How We Cut Data Deletion Time from Hours to Minutes in a High‑Volume OLTP System
Through a step‑by‑step case study of a high‑traffic OLTP system, this article explains how evolving deletion logic—from simple full‑table scans to indexed intermediate tables and parallel processing—reduced daily expired‑data cleanup from several hours to under an hour, while addressing ORA‑01555 and clustering‑factor issues.
Case Background
In a core OLTP transaction system with dozens of master‑detail tables, expired data must be cleaned daily before the 6 am peak. The original Java program performed serial deletions of each child table followed by the master table.
Problem Description
As business grew, the deletion window expanded from 30 minutes to 2‑10 hours. The bottleneck was a child table B with 50 million rows; about 7 million rows needed deletion each day. The initial design scanned the master table A to find IDs, then deleted matching rows in B, performing full‑table scans each run.

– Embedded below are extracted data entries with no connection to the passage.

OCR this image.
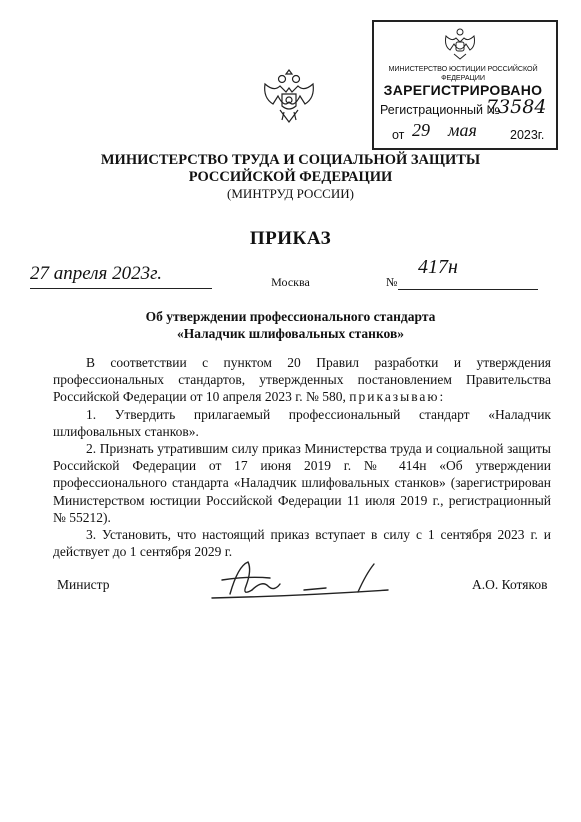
МИНИСТЕРСТВО ЮСТИЦИИ РОССИЙСКОЙ ФЕДЕРАЦИИ
ЗАРЕГИСТРИРОВАНО
Регистрационный №
73584
от 29 мая	2023г.
МИНИСТЕРСТВО ТРУДА И СОЦИАЛЬНОЙ ЗАЩИТЫ
РОССИЙСКОЙ ФЕДЕРАЦИИ
(МИНТРУД РОССИИ)
ПРИКАЗ
27 апреля 2023г.	Москва	№
417н
Об утверждении профессионального стандарта
«Наладчик шлифовальных станков»

В соответствии с пунктом 20 Правил разработки и утверждения профессиональных стандартов, утвержденных постановлением Правительства Российской Федерации от 10 апреля 2023 г. № 580, приказываю:

1. Утвердить прилагаемый профессиональный стандарт «Наладчик шлифовальных станков».

2. Признать утратившим силу приказ Министерства труда и социальной защиты Российской Федерации от 17 июня 2019 г. № 414н «Об утверждении профессионального стандарта «Наладчик шлифовальных станков» (зарегистрирован Министерством юстиции Российской Федерации 11 июля 2019 г., регистрационный № 55212).

3. Установить, что настоящий приказ вступает в силу с 1 сентября 2023 г. и действует до 1 сентября 2029 г.

Министр	А.О. Котяков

Deep Analysis and Evolution
Stage 1 – Early Business : Data volume was small; full scans of A were acceptable, and batch deletes were limited by ROWNUM to avoid large transactions.
Stage 2 – Growing Load : Introduced an intermediate table C to store IDs to delete, allowing parallel deletion of multiple child tables. This reduced the number of full scans on A but B still required full scans.
Stage 3 – Rapid Expansion : Added a PKID column to C and created an index, enabling index‑range scans and reducing execution cycles. However, long‑running queries triggered ORA‑01555 (undo‑segment overflow) because the queries held locks for too long.
Further testing showed that the effectiveness of the index depended on the clustering factor: when PKID ranges (e.g., 1 900 001‑1 920 001) aligned with ordered a_id values, index range scans were efficient; when ranges were unordered (e.g., 1‑10 001), the optimizer reverted to full scans.
Solution: construct C with
ORDER BY idso that inserts are sequential, keeping the index tightly correlated with physical row order and avoiding costly full scans.
Summary Review
Initially, any SQL that met functional requirements was acceptable, but full‑table scans soon became a performance risk. By moving to parallel execution, adding the PKID index, and ordering the intermediate table, the daily deletion window dropped from 2‑3 hours to about 50 minutes, cutting the overall maintenance window roughly in half.
Beyond these specific tweaks, other options such as partitioning, removing foreign‑key constraints for concurrent deletes, or using automated SQL audit tools (e.g., the in‑house "Sherlock" platform) can further mitigate hidden risks.